Vermes do passado
Por Ruy Castro
Recebo do amigo João Antonio Buhrer, colecionador de lixo gráfico, um exemplar
do "Almanaque Brasil" para 1957, que ele deve ter encontrado na gaveta de uma
avó (não necessariamente dele) ou pelo qual pagou R$ 1 numa feira de velharias.
O "Almanaque Brasil" concorria com o "Almanaque Capivarol" e outros, e era tão
revelador quanto. E o que ele revelava? Que, a julgar pelos anúncios, os
brasileiros de 1957 -em plenos "anos dourados"- eram uma antologia de
mazelas.
Confira pelos
remédios. Problemas de rins, bexiga e ácido úrico? Tomava-se o Uredol. Ou o
Urolítico. Ou os Comprimidos Diuréticos do Abacateirol.

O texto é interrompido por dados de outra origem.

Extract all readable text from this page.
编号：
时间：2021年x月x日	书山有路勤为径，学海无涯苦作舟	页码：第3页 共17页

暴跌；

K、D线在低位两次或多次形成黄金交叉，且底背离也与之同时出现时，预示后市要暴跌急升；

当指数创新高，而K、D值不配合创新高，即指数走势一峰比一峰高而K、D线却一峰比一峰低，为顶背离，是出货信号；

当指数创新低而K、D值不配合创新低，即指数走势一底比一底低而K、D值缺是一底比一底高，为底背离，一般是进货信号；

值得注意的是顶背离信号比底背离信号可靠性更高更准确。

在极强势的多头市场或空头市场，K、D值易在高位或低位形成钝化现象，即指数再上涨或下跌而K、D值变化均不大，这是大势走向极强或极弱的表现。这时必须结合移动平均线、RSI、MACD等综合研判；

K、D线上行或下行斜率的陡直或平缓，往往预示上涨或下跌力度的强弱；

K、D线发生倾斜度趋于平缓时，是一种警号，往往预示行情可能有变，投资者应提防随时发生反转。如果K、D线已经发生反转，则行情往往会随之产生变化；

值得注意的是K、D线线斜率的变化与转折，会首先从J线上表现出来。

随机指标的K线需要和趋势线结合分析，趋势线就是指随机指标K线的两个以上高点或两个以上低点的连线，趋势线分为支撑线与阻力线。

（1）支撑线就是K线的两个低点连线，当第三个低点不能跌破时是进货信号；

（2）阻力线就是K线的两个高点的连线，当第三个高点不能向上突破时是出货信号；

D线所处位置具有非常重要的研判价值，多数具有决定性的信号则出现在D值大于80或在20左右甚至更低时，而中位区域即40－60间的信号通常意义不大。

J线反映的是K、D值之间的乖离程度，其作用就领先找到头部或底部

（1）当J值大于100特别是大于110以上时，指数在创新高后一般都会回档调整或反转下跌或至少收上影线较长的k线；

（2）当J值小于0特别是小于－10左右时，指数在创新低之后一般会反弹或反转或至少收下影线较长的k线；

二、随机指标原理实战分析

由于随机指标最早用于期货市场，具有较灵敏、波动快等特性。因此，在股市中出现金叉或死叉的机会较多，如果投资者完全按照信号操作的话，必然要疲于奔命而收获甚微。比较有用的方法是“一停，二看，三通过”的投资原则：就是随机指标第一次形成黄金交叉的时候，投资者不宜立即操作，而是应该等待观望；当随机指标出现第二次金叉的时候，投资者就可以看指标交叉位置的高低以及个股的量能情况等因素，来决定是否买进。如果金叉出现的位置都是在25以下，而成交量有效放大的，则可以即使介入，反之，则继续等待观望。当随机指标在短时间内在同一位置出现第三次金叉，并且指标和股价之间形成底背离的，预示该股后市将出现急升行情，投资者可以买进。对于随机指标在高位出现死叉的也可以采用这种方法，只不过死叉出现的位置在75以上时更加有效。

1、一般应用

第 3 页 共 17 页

Tremedeira, impaludismo,
maleita e sezão? Palutônico era a solução. Disfunções menstruais, tipo escassez
ou excesso?
Reguladores infalíveis eram o Xavier, o Menstrol, o Eugynol e o
Fluxo Sedatina (que avó, mãe e filha, todas deviam usar). E as fraquezas sexuais
se combatiam com o Sexuol (só para homens) e o poderoso Uterol, que os
cavalheiros deviam evitar.
Azia, má
digestão, dores de estômago? Ninguém dispensava a Magnesia Phosphatada -assim
mesmo, com essa ortografia pré-cabralina. Gripes, resfriados, dores de cabeça?
Usava-se o Transpirol, embora algumas correntes filosóficas, mais ortodoxas,
preferissem o Peitoral de Cereja. E não havia caspa que chegasse perto de
cabelo, barba e bigode se o cidadão aplicasse
Pilogênio.
Alguns
medicamentos eram batizados com fascinantes palavras "porte-manteaux", que, de
tão criativas e bem construídas, pareciam inventadas por Haroldo de Campos. O
Tencrivermil, por exemplo, fulminava oxiúros, lombrigas e solitárias. O
Uterovarol dedicava-se à lanternagem do útero e do ovário. O Prisoventril, como
é óbvio, à prisão de ventre. E a Panvermina, a vermes e
opilação.
Hoje, o Brasil é
outro. Os vermes já não se abatem com purgantes.
................
João Antonio Buhrer encaminha regularmente a uma gama de amigos Brasil afora (e não me surpreenderia se também do exterior) fotos/textos sobre os mais diversificados temas culturais do País e de outras plagas: artes gráficas, fotos antigas, curiosidades em geral, MPB, coisas simplórias com que se depara em suas andanças por sebos e ruas de Campinas-SP (onde reside) e arredores.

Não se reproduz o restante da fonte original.